Пусть картинки появятся…
Интересно, почему Пэтти позволила покрыть себя татуировкой, думала Джилл? Она выглядела бы чудесно, если бы не была живым комиксом. Но ей нравилась сама Пэтти, а не то как она выглядела… и она зарабатывает себе на хлеб… пока не состарится настолько, что болваны и лопухи перестанут платить за удовольствие поглазеть на нее, будь ее картинки написаны самим Рембрандтом. Может, она откладывает деньги в чулок… но тут Джилл припомнила, что Пэтти теперь брат по воде, следовательно, ей принадлежит часть огромного состояния Майка. И на душе ее потеплело.
— Ну? Что вы видите? Сколько мне лет, Майкл?
— Не знаю.
— Угадай.
— Не могу, Пэтти.
— Ну же, попробуй.
— Пэтти, — вмешалась Джилл, — Майк и правда не может — он не умеет угадывать возраст… ты же знаешь, он совсем недавно прибыл на Землю. К тому же Майк считает по-марсиански. Если нужно что-то посчитать, этим занимаюсь я.
— Ладно, тогда ты угадай. Не бойся, скажи правду.
Оглядев Пэтти, Джилл отметила ее подтянутую фигуру, но также руки, шею и глаза — и скинула пяток лет, несмотря на то, что брату по воде нужно было говорить правду.
— Ну, все еще тридцать, а?
Миссис Пайвонская чуть не подавилась со смеха:
— Вот тебе преимущество истинной Веры, милочка! Джилл, да мне скоро пятьдесят!
— Тебе столько не дашь!
— Это счастье, милая.

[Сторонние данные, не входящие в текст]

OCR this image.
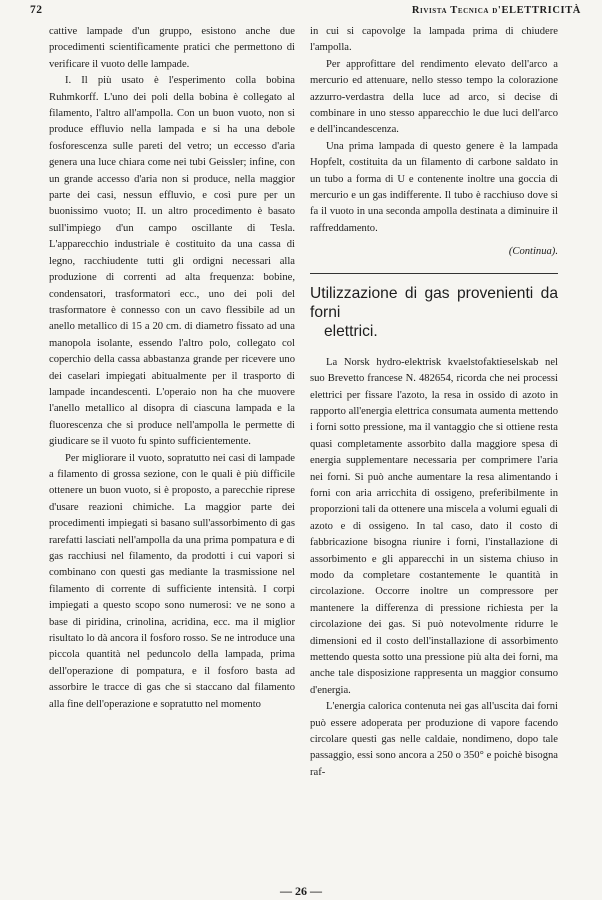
72	Rivista Tecnica d'ELETTRICITÀ

cattive lampade d'un gruppo, esistono anche due procedimenti scientificamente pratici che permettono di verificare il vuoto delle lampade.

I. Il più usato è l'esperimento colla bobina Ruhmkorff. L'uno dei poli della bobina è collegato al filamento, l'altro all'ampolla. Con un buon vuoto, non si produce effluvio nella lampada e si ha una debole fosforescenza sulle pareti del vetro; un eccesso d'aria genera una luce chiara come nei tubi Geissler; infine, con un grande accesso d'aria non si produce, nella maggior parte dei casi, nessun effluvio, e così pure per un buonissimo vuoto; II. un altro procedimento è basato sull'impiego d'un campo oscillante di Tesla. L'apparecchio industriale è costituito da una cassa di legno, racchiudente tutti gli ordigni necessari alla produzione di correnti ad alta frequenza: bobine, condensatori, trasformatori ecc., uno dei poli del trasformatore è connesso con un cavo flessibile ad un anello metallico di 15 a 20 cm. di diametro fissato ad una manopola isolante, essendo l'altro polo, collegato col coperchio della cassa abbastanza grande per ricevere uno dei caselari impiegati abitualmente per il trasporto di lampade incandescenti. L'operaio non ha che muovere l'anello metallico al disopra di ciascuna lampada e la fluorescenza che si produce nell'ampolla le permette di giudicare se il vuoto fu spinto sufficientemente.

Per migliorare il vuoto, sopratutto nei casi di lampade a filamento di grossa sezione, con le quali è più difficile ottenere un buon vuoto, si è proposto, a parecchie riprese d'usare reazioni chimiche. La maggior parte dei procedimenti impiegati si basano sull'assorbimento di gas rarefatti lasciati nell'ampolla da una prima pompatura e di gas racchiusi nel filamento, da prodotti i cui vapori si combinano con questi gas mediante la trasmissione nel filamento di corrente di sufficiente intensità. I corpi impiegati a questo scopo sono numerosi: ve ne sono a base di piridina, crinolina, acridina, ecc. ma il miglior risultato lo dà ancora il fosforo rosso. Se ne introduce una piccola quantità nel peduncolo della lampada, prima dell'operazione di pompatura, e il fosforo basta ad assorbire le tracce di gas che si staccano dal filamento alla fine dell'operazione e sopratutto nel momento

in cui si capovolge la lampada prima di chiudere l'ampolla.

Per approfittare del rendimento elevato dell'arco a mercurio ed attenuare, nello stesso tempo la colorazione azzurro-verdastra della luce ad arco, si decise di combinare in uno stesso apparecchio le due luci dell'arco e dell'incandescenza.

Una prima lampada di questo genere è la lampada Hopfelt, costituita da un filamento di carbone saldato in un tubo a forma di U e contenente inoltre una goccia di mercurio e un gas indifferente. Il tubo è racchiuso dove si fa il vuoto in una seconda ampolla destinata a diminuire il raffreddamento.

(Continua).
Utilizzazione di gas provenienti da forni
elettrici.

La Norsk hydro-elektrisk kvaelstofaktieselskab nel suo Brevetto francese N. 482654, ricorda che nei processi elettrici per fissare l'azoto, la resa in ossido di azoto in rapporto all'energia elettrica consumata aumenta mettendo i forni sotto pressione, ma il vantaggio che si ottiene resta quasi completamente assorbito dalla maggiore spesa di energia supplementare necessaria per comprimere l'aria nei forni. Si può anche aumentare la resa alimentando i forni con aria arricchita di ossigeno, preferibilmente in proporzioni tali da ottenere una miscela a volumi eguali di azoto e di ossigeno. In tal caso, dato il costo di fabbricazione bisogna riunire i forni, l'installazione di assorbimento e gli apparecchi in un sistema chiuso in modo da completare costantemente le quantità in circolazione. Occorre inoltre un compressore per mantenere la differenza di pressione richiesta per la circolazione dei gas. Si può notevolmente ridurre le dimensioni ed il costo dell'installazione di assorbimento mettendo questa sotto una pressione più alta dei forni, ma anche tale disposizione rappresenta un maggior consumo d'energia.

L'energia calorica contenuta nei gas all'uscita dai forni può essere adoperata per produzione di vapore facendo circolare questi gas nelle caldaie, nondimeno, dopo tale passaggio, essi sono ancora a 250 o 350° e poichè bisogna raf-

— 26 —
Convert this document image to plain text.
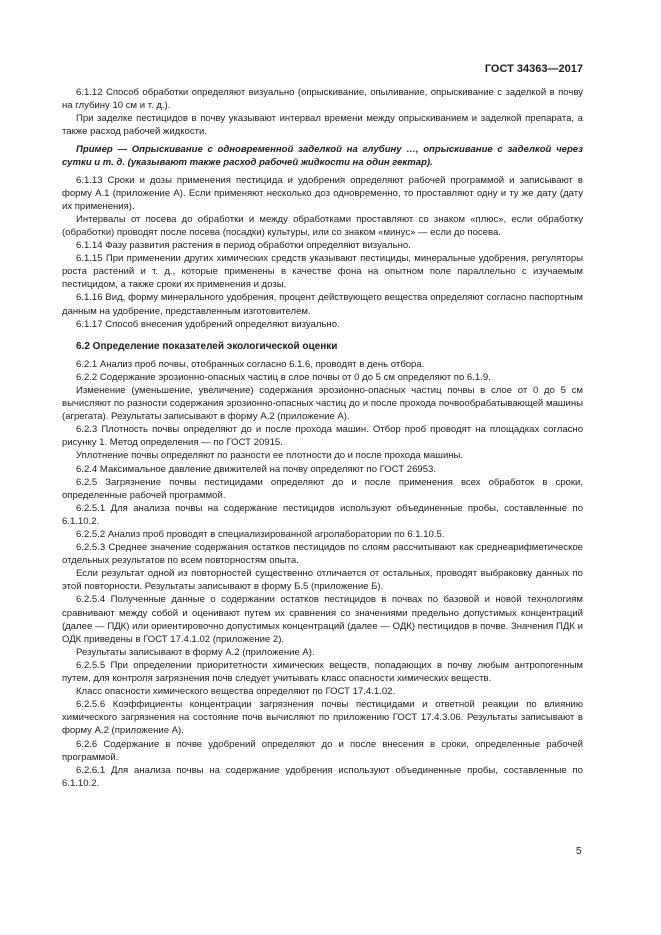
ГОСТ 34363—2017

6.1.12 Способ обработки определяют визуально (опрыскивание, опыливание, опрыскивание с заделкой в почву на глубину 10 см и т. д.).

При заделке пестицидов в почву указывают интервал времени между опрыскиванием и заделкой препарата, а также расход рабочей жидкости.

Пример — Опрыскивание с одновременной заделкой на глубину …, опрыскивание с заделкой через сутки и т. д. (указывают также расход рабочей жидкости на один гектар).

6.1.13 Сроки и дозы применения пестицида и удобрения определяют рабочей программой и записывают в форму А.1 (приложение А). Если применяют несколько доз одновременно, то проставляют одну и ту же дату (дату их применения).

Интервалы от посева до обработки и между обработками проставляют со знаком «плюс», если обработку (обработки) проводят после посева (посадки) культуры, или со знаком «минус» — если до посева.

6.1.14 Фазу развития растения в период обработки определяют визуально.

6.1.15 При применении других химических средств указывают пестициды, минеральные удобрения, регуляторы роста растений и т. д., которые применены в качестве фона на опытном поле параллельно с изучаемым пестицидом, а также сроки их применения и дозы.

6.1.16 Вид, форму минерального удобрения, процент действующего вещества определяют согласно паспортным данным на удобрение, представленным изготовителем.

6.1.17 Способ внесения удобрений определяют визуально.

6.2 Определение показателей экологической оценки

6.2.1 Анализ проб почвы, отобранных согласно 6.1.6, проводят в день отбора.

6.2.2 Содержание эрозионно-опасных частиц в слое почвы от 0 до 5 см определяют по 6.1.9.

Изменение (уменьшение, увеличение) содержания эрозионно-опасных частиц почвы в слое от 0 до 5 см вычисляют по разности содержания эрозионно-опасных частиц до и после прохода почвообрабатывающей машины (агрегата). Результаты записывают в форму А.2 (приложение А).

6.2.3 Плотность почвы определяют до и после прохода машин. Отбор проб проводят на площадках согласно рисунку 1. Метод определения — по ГОСТ 20915.

Уплотнение почвы определяют по разности ее плотности до и после прохода машины.

6.2.4 Максимальное давление движителей на почву определяют по ГОСТ 26953.

6.2.5 Загрязнение почвы пестицидами определяют до и после применения всех обработок в сроки, определенные рабочей программой.

6.2.5.1 Для анализа почвы на содержание пестицидов используют объединенные пробы, составленные по 6.1.10.2.

6.2.5.2 Анализ проб проводят в специализированной агролаборатории по 6.1.10.5.

6.2.5.3 Среднее значение содержания остатков пестицидов по слоям рассчитывают как среднеарифметическое отдельных результатов по всем повторностям опыта.

Если результат одной из повторностей существенно отличается от остальных, проводят выбраковку данных по этой повторности. Результаты записывают в форму Б.5 (приложение Б).

6.2.5.4 Полученные данные о содержании остатков пестицидов в почвах по базовой и новой технологиям сравнивают между собой и оценивают путем их сравнения со значениями предельно допустимых концентраций (далее — ПДК) или ориентировочно допустимых концентраций (далее — ОДК) пестицидов в почве. Значения ПДК и ОДК приведены в ГОСТ 17.4.1.02 (приложение 2).

Результаты записывают в форму А.2 (приложение А).

6.2.5.5 При определении приоритетности химических веществ, попадающих в почву любым антропогенным путем, для контроля загрязнения почв следует учитывать класс опасности химических веществ.

Класс опасности химического вещества определяют по ГОСТ 17.4.1.02.

6.2.5.6 Коэффициенты концентрации загрязнения почвы пестицидами и ответной реакции по влиянию химического загрязнения на состояние почв вычисляют по приложению ГОСТ 17.4.3.06. Результаты записывают в форму А.2 (приложение А).

6.2.6 Содержание в почве удобрений определяют до и после внесения в сроки, определенные рабочей программой.

6.2.6.1 Для анализа почвы на содержание удобрения используют объединенные пробы, составленные по 6.1.10.2.

5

Родив первого ребенка, я было распустилась — слово «толстуха» изобрели именно для меня. Пузо у меня висело, словно на шестом месяце беременности, груди свисали вниз, а я и не пыталась привести их в порядок. Можешь посмотреть — конечно, хороший хирург шрамов не оставляет, но на мне-то их было бы видно, появились бы дырки в двух картинках.